I’ve been working with social media for seven years now so I thought I’d share my top seven tips. If you’re just starting out you might find these useful. I don’t consider myself to be an expert – there’s still so much to learn and there are always new channels and technologies popping up – but here are seven things I wish I’d known before I started:
- Sometimes on social media grammar and punctuation go out of the window, but the full stop has an important role on Twitter. If you start a tweet with a username, Twitter thinks it’s a reply and it won’t go to your followers’ timelines. Stick a discreet full stop in front of the username, and all your followers can see the tweet.
- Don’t let the trolls get you down. If you’re managing a corporate account (especially if it’s a government one) you’re bound to attract abuse. At first it upset me, then I became immune to it, now I sit down with a cup of tea and a biscuit and enjoy the entertainment. Don’t reply to abusive comments. People will soon see that if they phrase their question/comment politely they’ll get a response; if they’re rude and sweary they won’t.
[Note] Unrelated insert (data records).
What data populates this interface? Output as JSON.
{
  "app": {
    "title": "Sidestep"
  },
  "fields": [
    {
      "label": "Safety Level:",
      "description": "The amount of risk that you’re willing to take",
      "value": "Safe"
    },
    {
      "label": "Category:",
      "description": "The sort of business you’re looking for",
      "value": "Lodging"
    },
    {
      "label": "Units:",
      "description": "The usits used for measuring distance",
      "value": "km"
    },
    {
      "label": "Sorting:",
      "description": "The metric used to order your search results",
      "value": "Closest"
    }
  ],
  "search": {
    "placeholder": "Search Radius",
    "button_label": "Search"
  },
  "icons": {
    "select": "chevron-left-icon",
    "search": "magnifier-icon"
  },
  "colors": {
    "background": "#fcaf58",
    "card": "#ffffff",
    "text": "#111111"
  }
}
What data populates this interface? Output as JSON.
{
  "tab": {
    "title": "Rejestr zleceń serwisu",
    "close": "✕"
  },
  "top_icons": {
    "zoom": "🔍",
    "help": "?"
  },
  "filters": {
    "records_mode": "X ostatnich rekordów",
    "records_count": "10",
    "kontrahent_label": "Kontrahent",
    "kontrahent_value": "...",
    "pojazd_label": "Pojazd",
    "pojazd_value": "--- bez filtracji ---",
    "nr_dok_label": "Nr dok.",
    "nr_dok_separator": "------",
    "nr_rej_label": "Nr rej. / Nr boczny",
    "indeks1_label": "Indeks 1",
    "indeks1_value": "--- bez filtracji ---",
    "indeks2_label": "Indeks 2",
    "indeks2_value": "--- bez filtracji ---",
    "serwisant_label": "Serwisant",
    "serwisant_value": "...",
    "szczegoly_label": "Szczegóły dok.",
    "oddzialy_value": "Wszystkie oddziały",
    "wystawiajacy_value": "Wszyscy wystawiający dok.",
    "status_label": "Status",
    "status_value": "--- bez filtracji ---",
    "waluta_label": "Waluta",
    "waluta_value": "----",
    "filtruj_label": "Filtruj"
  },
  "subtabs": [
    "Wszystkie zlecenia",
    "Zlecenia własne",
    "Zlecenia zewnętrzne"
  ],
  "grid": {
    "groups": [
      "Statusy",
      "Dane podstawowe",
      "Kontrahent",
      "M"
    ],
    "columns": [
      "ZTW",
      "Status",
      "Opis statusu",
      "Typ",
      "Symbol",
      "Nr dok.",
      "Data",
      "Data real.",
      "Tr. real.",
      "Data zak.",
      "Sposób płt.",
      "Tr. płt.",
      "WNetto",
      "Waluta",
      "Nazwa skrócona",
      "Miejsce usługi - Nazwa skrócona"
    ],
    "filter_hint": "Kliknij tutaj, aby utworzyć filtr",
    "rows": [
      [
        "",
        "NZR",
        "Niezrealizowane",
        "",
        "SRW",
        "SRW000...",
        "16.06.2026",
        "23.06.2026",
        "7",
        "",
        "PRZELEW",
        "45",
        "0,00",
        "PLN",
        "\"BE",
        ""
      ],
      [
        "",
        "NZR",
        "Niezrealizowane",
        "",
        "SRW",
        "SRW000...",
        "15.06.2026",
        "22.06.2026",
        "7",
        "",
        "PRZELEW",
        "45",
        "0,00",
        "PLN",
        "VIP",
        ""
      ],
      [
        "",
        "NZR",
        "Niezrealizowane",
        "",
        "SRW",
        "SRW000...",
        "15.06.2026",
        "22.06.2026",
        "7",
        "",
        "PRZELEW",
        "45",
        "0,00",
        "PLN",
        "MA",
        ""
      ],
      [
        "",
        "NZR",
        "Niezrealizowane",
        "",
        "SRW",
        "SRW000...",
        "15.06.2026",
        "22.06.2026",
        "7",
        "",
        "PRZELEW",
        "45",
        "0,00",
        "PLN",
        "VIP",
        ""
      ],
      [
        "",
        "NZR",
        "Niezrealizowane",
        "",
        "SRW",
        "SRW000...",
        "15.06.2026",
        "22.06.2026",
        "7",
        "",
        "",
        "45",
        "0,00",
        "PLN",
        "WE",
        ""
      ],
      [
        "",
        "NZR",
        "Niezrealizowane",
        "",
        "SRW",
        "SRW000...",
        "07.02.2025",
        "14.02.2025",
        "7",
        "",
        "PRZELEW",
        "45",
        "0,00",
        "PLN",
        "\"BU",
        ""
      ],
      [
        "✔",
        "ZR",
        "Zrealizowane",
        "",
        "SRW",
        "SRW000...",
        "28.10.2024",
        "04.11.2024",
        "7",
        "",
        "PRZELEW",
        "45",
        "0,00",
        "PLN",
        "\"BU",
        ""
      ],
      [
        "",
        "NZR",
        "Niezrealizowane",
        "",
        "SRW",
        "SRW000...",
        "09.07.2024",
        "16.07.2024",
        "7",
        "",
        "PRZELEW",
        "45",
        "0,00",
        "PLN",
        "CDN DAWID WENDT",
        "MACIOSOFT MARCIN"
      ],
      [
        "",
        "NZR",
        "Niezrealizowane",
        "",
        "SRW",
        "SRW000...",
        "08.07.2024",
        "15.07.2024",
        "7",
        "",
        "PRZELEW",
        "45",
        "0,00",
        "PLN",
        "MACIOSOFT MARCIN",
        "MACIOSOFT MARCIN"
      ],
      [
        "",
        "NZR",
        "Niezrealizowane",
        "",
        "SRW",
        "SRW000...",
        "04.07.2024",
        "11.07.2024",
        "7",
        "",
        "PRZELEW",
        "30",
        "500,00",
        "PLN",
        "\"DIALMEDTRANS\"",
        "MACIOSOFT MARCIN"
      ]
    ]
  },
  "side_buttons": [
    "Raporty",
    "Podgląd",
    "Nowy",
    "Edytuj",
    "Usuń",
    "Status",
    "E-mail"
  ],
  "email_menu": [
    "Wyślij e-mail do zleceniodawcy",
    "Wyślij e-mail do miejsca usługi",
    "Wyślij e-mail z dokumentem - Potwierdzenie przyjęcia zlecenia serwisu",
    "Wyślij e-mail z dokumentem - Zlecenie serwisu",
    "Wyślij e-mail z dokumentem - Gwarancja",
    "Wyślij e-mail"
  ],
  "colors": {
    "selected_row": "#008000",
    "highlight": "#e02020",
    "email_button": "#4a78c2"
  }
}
- Posts with images and video get a better response. You’re competing with a lot of other content so yours needs to stand out.
- If you’re posting a link, for example on Facebook or LinkedIn, once the preview loads you can delete your link from the text – and the preview stays. This looks much tidier than including a long link in your text.
- Start with your objective not your channel. For example, people come to me and say ‘I want to talk to people about X and I want to set up a Facebook page’. It turns out there are several high-profile blogs about X. That’s where their content should go. They might feel comfortable with Facebook because they use it outside work, but it may not be the best place for what they’re trying to do. Bloggers are always looking for good content and may be willing to let you write a guest post.
- Experiment. When it comes to digital and social media no one has all the answers. You have to keep trying different things and be prepared to fail. You might post something you think is exciting and will get a great response, only to find no one cares. You might post something you think is a bit dry and suddenly everyone’s talking about it. It’s hard to predict what content will do well and what will flop. Keep evaluating everything you do until you understand what your audiences like.
- Chose your username carefully – you can’t always change it. And when you’re coming up with a name for a campaign, keep it snappy, and make sure it can be easily turned into a hashtag.